The good news is for those vocal fans of larger market teams, sometime tells me the NYR and Leafs spend more on hockey operations than the Panthers or Coyotes do, so there is already a huge advantage over other markets.
Next CBA NHL has to account for the unfair advantage teams in Florida/Texas might have while building their team while big markets suffer due to tax implications.
Big markets like Boston, Toronto, New York, Montreal, California, Chicago, Philly etc... have to make their team with the same cap hit as the tax haven teams like Tampa/Florida etc... This is not "PARITY" this is an unfair advantage.
CBA must allow for big markets to spend over the cap to allow for tax adjustments so that "True Parity" is really exercised across the league.
What are your thoughts?
Sorry mods just saw this discussion is already taking place. Could you move this post to that thread. Thanks!
Canadian teams' players also benefit from the exchange rate. Should that be taken into account? Back office spending, take into account? Bigger endorsements in certain areas, take into account?YES!
Teams in Florida, Nashville, Dallas, Vegas get an unfair advantage when spending to the cap and on a 8 year deal this could be worth 8 to 16 million dollars (depending on the spread of 1M to 2M) for the players when signing contracts.
Next CBA must take this into account
Why should big hockey markets like Toronto, Boston, California, New York, Montreal, Pittsburgh, Philly etc... suffer due to state/provincial tax system?
new CBA must introduce post-tax parity when considering cap. Every team should have different cap based on the tax situation
Won't make up for it, but the point is that it will never be a 100% even playing field.Cost of living will never make up for tax differences between Florida/Texas and Canadian provinces.
Nice try.
Canadian teams' players also benefit from the exchange rate. Should that be taken into account? Back office spending, take into account? Bigger endorsements in certain areas, take into account?
players get paid in USD. They get the benefit of USD purchasing power in Canada.And how does the exchange rate benefit them when the buying power of the CDN dollar is less?
players get paid in USD. They get the benefit of USD purchasing power in Canada.
no, but I have read the articles that show exactly how the players get the benefit of being paid in USD. It's a well established principle.You aren't from Canada, are you?
no, but I have read the articles that show exactly how the players get the benefit of being paid in USD. It's a well established principle.
Is that in US dollars for both? Also players pay tax in the city they play in, not just their home state or province. So every player in the NHL pays both Toronto and Florida state taxes, it's just a matter of how many times.
Rich people don’t become (or stay) rich by throwing money away. You’ve got 31 owners to convince. So tell me why th either 25 or so are going to vote pay those costs in order to expand the other 6 teams’ cap?

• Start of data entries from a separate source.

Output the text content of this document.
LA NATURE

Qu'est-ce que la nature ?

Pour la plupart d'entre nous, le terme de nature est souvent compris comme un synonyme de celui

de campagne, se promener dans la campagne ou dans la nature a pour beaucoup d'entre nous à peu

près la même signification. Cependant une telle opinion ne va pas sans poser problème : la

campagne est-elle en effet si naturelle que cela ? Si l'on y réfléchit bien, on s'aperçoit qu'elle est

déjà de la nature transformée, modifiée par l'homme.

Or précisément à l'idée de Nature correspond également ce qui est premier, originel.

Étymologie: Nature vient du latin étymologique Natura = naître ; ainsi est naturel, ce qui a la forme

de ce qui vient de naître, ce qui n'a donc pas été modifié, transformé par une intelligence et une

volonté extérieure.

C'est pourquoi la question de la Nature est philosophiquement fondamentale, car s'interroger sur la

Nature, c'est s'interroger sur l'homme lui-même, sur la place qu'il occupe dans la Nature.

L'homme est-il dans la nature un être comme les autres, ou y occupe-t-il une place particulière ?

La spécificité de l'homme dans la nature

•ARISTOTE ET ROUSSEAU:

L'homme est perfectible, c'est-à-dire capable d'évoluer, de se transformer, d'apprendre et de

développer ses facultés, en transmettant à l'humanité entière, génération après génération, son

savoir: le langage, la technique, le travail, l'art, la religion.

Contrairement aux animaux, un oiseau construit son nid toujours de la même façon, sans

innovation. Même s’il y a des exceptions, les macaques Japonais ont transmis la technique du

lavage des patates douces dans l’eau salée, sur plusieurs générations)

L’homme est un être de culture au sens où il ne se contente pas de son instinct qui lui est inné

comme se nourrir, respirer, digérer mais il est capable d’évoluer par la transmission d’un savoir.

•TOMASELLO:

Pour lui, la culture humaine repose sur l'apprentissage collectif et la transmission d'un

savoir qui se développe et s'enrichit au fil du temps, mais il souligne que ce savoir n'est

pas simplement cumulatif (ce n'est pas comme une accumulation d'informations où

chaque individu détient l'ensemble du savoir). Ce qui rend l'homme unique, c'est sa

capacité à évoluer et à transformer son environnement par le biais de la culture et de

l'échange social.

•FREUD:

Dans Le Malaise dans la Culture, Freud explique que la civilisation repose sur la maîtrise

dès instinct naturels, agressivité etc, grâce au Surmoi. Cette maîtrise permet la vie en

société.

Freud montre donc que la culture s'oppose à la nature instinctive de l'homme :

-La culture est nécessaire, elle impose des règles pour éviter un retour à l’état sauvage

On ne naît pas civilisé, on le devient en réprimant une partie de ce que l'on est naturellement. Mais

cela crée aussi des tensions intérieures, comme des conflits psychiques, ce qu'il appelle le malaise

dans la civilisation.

Also, I think the complexity here is still being VASTLY underrated. People are looking at some oversimplified calculators and thinking there’s a simple solution. Professional athletes taxes are extremely complicated. Writing tax adjustments into each contract would be a nightmare (if even legal, I’ve never seen it).
True, I think it’s fine the way it is just coming up with ideas since people seem to think income tax is unfair. How about keep everything the same and teams are allowed to reimburse players their state/provincal income tax then?